This is a working recipe for sourdough boules — the kind you actually make on a weeknight, not the kind you read about and never attempt. It covers the ingredients and process, a few hard-won notes on the steps that tend to go wrong, and a handful of bonus sections on topics worth knowing: how to slow the dough down when life gets in the way, how to keep a starter alive without babysitting it, and one or two tricks that make a real difference.

The recipe assumes you have a starter already. After all, that's why you're here, isn't it? Someone gave you a starter and you're trying to figure out what to do next? If not, find someone who bakes and ask for a piece of theirs — starters are meant to be shared.


Ingredients

Makes 1 boule. Double all quantities for two.

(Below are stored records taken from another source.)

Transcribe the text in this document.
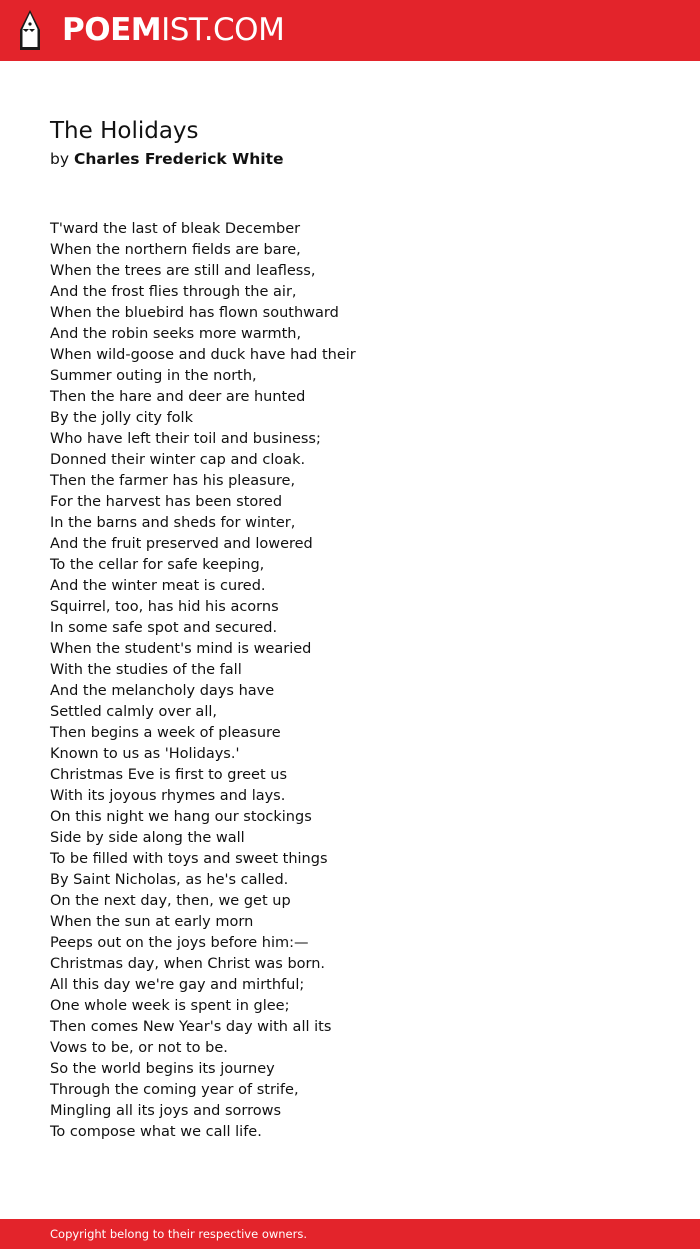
POEMIST.COM
The Holidays
by Charles Frederick White
T'ward the last of bleak December
When the northern fields are bare,
When the trees are still and leafless,
And the frost flies through the air,
When the bluebird has flown southward
And the robin seeks more warmth,
When wild-goose and duck have had their
Summer outing in the north,
Then the hare and deer are hunted
By the jolly city folk
Who have left their toil and business;
Donned their winter cap and cloak.
Then the farmer has his pleasure,
For the harvest has been stored
In the barns and sheds for winter,
And the fruit preserved and lowered
To the cellar for safe keeping,
And the winter meat is cured.
Squirrel, too, has hid his acorns
In some safe spot and secured.
When the student's mind is wearied
With the studies of the fall
And the melancholy days have
Settled calmly over all,
Then begins a week of pleasure
Known to us as 'Holidays.'
Christmas Eve is first to greet us
With its joyous rhymes and lays.
On this night we hang our stockings
Side by side along the wall
To be filled with toys and sweet things
By Saint Nicholas, as he's called.
On the next day, then, we get up
When the sun at early morn
Peeps out on the joys before him:—
Christmas day, when Christ was born.
All this day we're gay and mirthful;
One whole week is spent in glee;
Then comes New Year's day with all its
Vows to be, or not to be.
So the world begins its journey
Through the coming year of strife,
Mingling all its joys and sorrows
To compose what we call life.
Copyright belong to their respective owners.
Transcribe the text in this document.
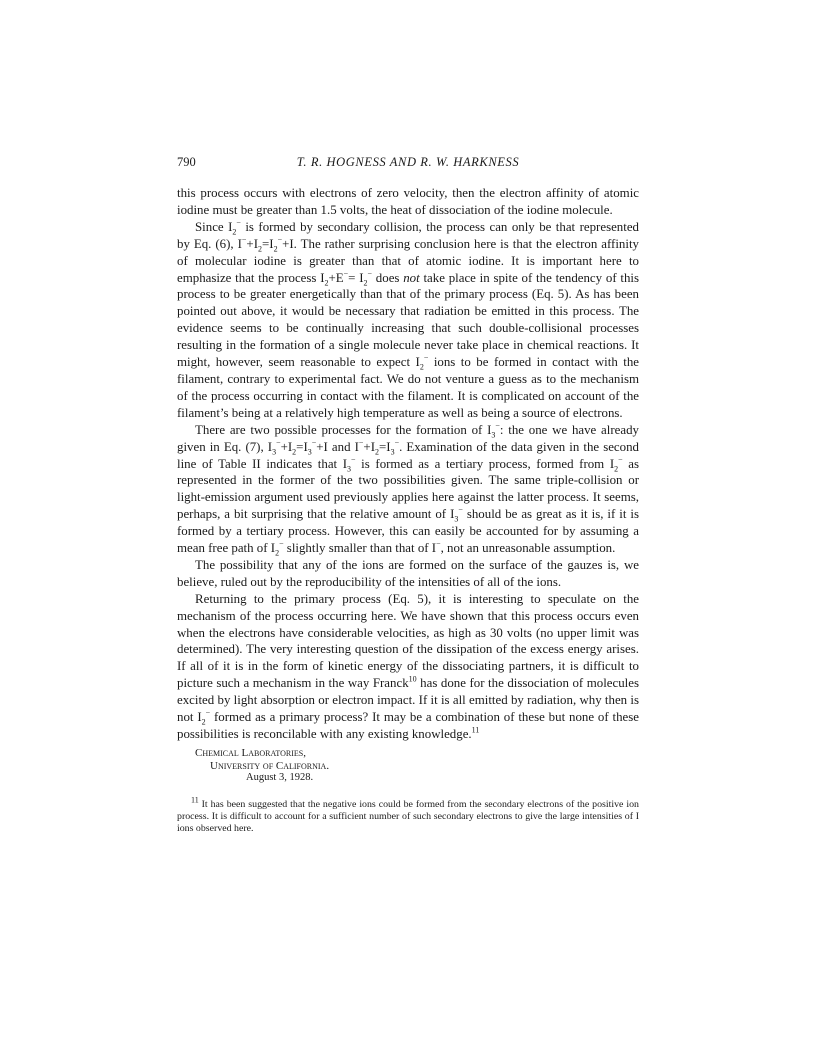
790	T. R. HOGNESS AND R. W. HARKNESS

this process occurs with electrons of zero velocity, then the electron affinity of atomic iodine must be greater than 1.5 volts, the heat of dissociation of the iodine molecule.

Since $I_2^-$ is formed by secondary collision, the process can only be that represented by Eq. (6), $I^-+I_2=I_2^-+I$. The rather surprising conclusion here is that the electron affinity of molecular iodine is greater than that of atomic iodine. It is important here to emphasize that the process $I_2+E^-= I_2^-$ does not take place in spite of the tendency of this process to be greater energetically than that of the primary process (Eq. 5). As has been pointed out above, it would be necessary that radiation be emitted in this process. The evidence seems to be continually increasing that such double-collisional processes resulting in the formation of a single molecule never take place in chemical reactions. It might, however, seem reasonable to expect $I_2^-$ ions to be formed in contact with the filament, contrary to experimental fact. We do not venture a guess as to the mechanism of the process occurring in contact with the filament. It is complicated on account of the filament’s being at a relatively high temperature as well as being a source of electrons.

There are two possible processes for the formation of $I_3^-$: the one we have already given in Eq. (7), $I_3^-+I_2=I_3^-+I$ and $I^-+I_2=I_3^-$. Examination of the data given in the second line of Table II indicates that $I_3^-$ is formed as a tertiary process, formed from $I_2^-$ as represented in the former of the two possibilities given. The same triple-collision or light-emission argument used previously applies here against the latter process. It seems, perhaps, a bit surprising that the relative amount of $I_3^-$ should be as great as it is, if it is formed by a tertiary process. However, this can easily be accounted for by assuming a mean free path of $I_2^-$ slightly smaller than that of I−, not an unreasonable assumption.

The possibility that any of the ions are formed on the surface of the gauzes is, we believe, ruled out by the reproducibility of the intensities of all of the ions.

Returning to the primary process (Eq. 5), it is interesting to speculate on the mechanism of the process occurring here. We have shown that this process occurs even when the electrons have considerable velocities, as high as 30 volts (no upper limit was determined). The very interesting question of the dissipation of the excess energy arises. If all of it is in the form of kinetic energy of the dissociating partners, it is difficult to picture such a mechanism in the way Franck$^{10}$ has done for the dissociation of molecules excited by light absorption or electron impact. If it is all emitted by radiation, why then is not $I_2^-$ formed as a primary process? It may be a combination of these but none of these possibilities is reconcilable with any existing knowledge.$^{11}$

Chemical Laboratories,
University of California.
August 3, 1928.
$^{11}$ It has been suggested that the negative ions could be formed from the secondary electrons of the positive ion process. It is difficult to account for a sufficient number of such secondary electrons to give the large intensities of I ions observed here.
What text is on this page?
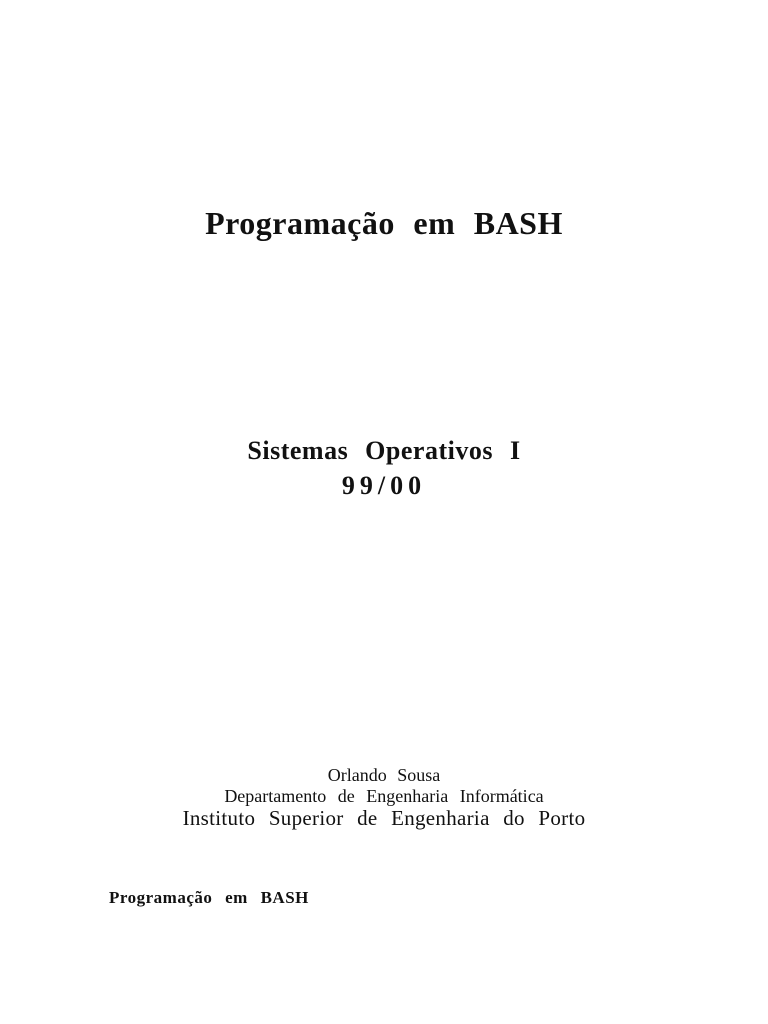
Programação em BASH
Sistemas Operativos I
99/00
Orlando Sousa
Departamento de Engenharia Informática
Instituto Superior de Engenharia do Porto
Programação em BASH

Ingredient Amount Baker's %
Bread flour 425 g 85%
Whole wheat flour 50 g 10%
Dark rye flour 25 g 5%
Water 350 g 70%
Salt (non-iodized) 10 g 2%
Active starter 110 g 22%

The whole wheat and dark rye can be substituted with additional bread flour if that's all you have. The specialty flours add depth and complexity, but the bread works fine without them.


Instructions

1. Feed the Starter

Take the starter out of the refrigerator around 2–4 PM and feed with 60 g water and 60 g bread flour (starting from approximately 60 g of initial starter... if there's more than that in the jar when you pull it from the fridge, discard until you have 60 g). It will be ready to add to the dough in about 4–5 hours — it needs to double in size and bubble. This puts you at mixing around 10–11 PM and baking/waking around 8 AM. Adjust accordingly.

2. Autolyse

Mix the flour and water together. The water should be about 100°F when added. Let them rest together for 30–45 minutes. This step seems strange but you will notice a clear change in the dough texture afterward.

3. Add Starter and Salt

Add the starter and salt to the dough — but not right on top of each other. Salt and living organisms don't get along. Knead by hand, stand mixer, or simply mix until incorporated. The kneading matters less than the folding step that follows.

4. Stretch and Fold

This step is not optional. After mixing, stretch and fold the dough by quadrant: grab the dough with your fingertips and pull until you meet resistance, lengthening the gluten strands. Complete all four quadrants, then repeat the full cycle 3 more times at 15-minute intervals. You're looking for the dough to tighten up with each round.

5. Bulk Fermentation

Leave the dough at room temperature overnight — approximately 8 hours. It will more than double in size.

6. Bench Rest

In the morning, extract the dough from the bowl with as little handling as possible — floured hands and a dough knife help. Do a rough fold to give it some shape. If you're making a double recipe, now's the time to divide the dough. Let it bench rest for 15 minutes.

7. Shaping

Place the dough lightly floured-side down and have your floured proofing basket ready. The goal is to develop surface and internal tension without tearing:

  1. Fold all four corners into the middle.
  2. Flip it over so the seam side is down.
  3. Using the blade of your hand, pull and tuck the dough into a ball.
  4. Shape until you're just at the point of surface tearing — but not beyond.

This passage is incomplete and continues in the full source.